I eat a peach plucked freshly from the tree just outside the living room. The flesh is tender as I bite into it and I lean over the sink while the juice runs down my chin. My favorite excerpt from Annie Dillard runs in a loop: “how we spend our days is, of course, how we spend our lives.” When I am in Colorado, I spend my days sleeping in, slowly doing yoga, reading, planning a wedding, driving down the winding roads to get coffee in the afternoon, spending tender evenings with my love as summer transitions to autumn. I keep thinking I should be doing more with my time and then the day is over. 

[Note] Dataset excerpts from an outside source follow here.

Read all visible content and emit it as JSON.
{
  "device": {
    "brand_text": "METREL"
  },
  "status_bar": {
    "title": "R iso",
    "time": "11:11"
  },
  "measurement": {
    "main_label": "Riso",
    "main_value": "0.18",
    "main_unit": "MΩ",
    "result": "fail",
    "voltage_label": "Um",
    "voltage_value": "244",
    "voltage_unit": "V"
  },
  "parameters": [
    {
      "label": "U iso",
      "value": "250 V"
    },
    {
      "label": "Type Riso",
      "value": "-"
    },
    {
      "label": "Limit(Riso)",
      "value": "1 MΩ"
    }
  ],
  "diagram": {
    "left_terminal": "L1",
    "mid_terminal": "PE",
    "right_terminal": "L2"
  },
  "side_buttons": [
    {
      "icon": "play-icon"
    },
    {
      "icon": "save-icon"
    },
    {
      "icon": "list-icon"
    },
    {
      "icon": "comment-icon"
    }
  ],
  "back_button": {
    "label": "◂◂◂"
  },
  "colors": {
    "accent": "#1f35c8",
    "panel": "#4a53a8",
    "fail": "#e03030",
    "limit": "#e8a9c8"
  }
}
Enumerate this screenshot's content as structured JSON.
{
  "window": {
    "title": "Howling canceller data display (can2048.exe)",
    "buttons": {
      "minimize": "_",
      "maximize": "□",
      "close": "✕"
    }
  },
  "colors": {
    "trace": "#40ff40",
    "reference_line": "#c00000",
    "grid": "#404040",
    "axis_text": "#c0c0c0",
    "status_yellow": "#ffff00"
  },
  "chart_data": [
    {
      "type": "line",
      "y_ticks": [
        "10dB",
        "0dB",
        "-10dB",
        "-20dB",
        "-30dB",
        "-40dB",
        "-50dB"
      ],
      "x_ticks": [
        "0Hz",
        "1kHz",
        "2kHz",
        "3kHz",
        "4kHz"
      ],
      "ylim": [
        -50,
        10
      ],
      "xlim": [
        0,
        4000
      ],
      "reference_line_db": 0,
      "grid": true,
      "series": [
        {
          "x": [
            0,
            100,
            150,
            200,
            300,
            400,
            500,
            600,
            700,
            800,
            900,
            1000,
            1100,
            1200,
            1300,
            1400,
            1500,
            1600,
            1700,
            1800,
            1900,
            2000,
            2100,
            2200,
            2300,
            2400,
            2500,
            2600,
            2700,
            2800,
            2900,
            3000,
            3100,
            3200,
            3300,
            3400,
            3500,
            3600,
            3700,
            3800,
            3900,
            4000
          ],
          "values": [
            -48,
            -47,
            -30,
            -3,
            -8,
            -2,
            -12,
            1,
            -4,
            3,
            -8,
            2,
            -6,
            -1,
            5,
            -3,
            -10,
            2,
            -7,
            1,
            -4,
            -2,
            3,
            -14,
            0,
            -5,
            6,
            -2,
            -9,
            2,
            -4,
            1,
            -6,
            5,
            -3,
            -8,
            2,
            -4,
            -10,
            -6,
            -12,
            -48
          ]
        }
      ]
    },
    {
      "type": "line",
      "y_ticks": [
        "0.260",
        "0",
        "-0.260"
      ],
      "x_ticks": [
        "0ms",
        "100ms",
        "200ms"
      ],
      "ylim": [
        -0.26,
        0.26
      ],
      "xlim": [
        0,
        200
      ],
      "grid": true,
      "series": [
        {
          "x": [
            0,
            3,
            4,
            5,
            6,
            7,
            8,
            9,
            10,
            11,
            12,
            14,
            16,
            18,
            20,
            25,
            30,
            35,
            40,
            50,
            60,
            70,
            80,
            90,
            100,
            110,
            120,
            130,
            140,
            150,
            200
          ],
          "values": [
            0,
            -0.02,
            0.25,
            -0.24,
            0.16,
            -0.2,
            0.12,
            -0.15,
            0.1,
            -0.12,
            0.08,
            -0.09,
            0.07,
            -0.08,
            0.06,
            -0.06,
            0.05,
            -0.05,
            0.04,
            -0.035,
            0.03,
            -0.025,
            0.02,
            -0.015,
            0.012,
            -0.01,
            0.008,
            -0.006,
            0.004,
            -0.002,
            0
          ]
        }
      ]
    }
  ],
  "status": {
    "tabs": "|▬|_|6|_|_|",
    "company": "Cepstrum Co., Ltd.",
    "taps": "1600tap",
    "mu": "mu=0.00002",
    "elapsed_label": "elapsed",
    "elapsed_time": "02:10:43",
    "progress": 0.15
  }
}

Some evenings when Jacob comes home from work I’m frustrated for reasons I cannot name. The other day was particularly dreary and he handed me the bottle of vitamin D capsules and said they would help. They did, or maybe it was a placebo effect, or maybe it was him, or maybe it was all three combined. What is it about love that makes us so damn greedy? Greedy not for another helping of food, or five more minutes of sleep in the morning, but greedy for something as simple as being in the same room as the object of your affections. I thought I was an introvert before I fell in love, and maybe I still am, but now instead of alone time I crave him. 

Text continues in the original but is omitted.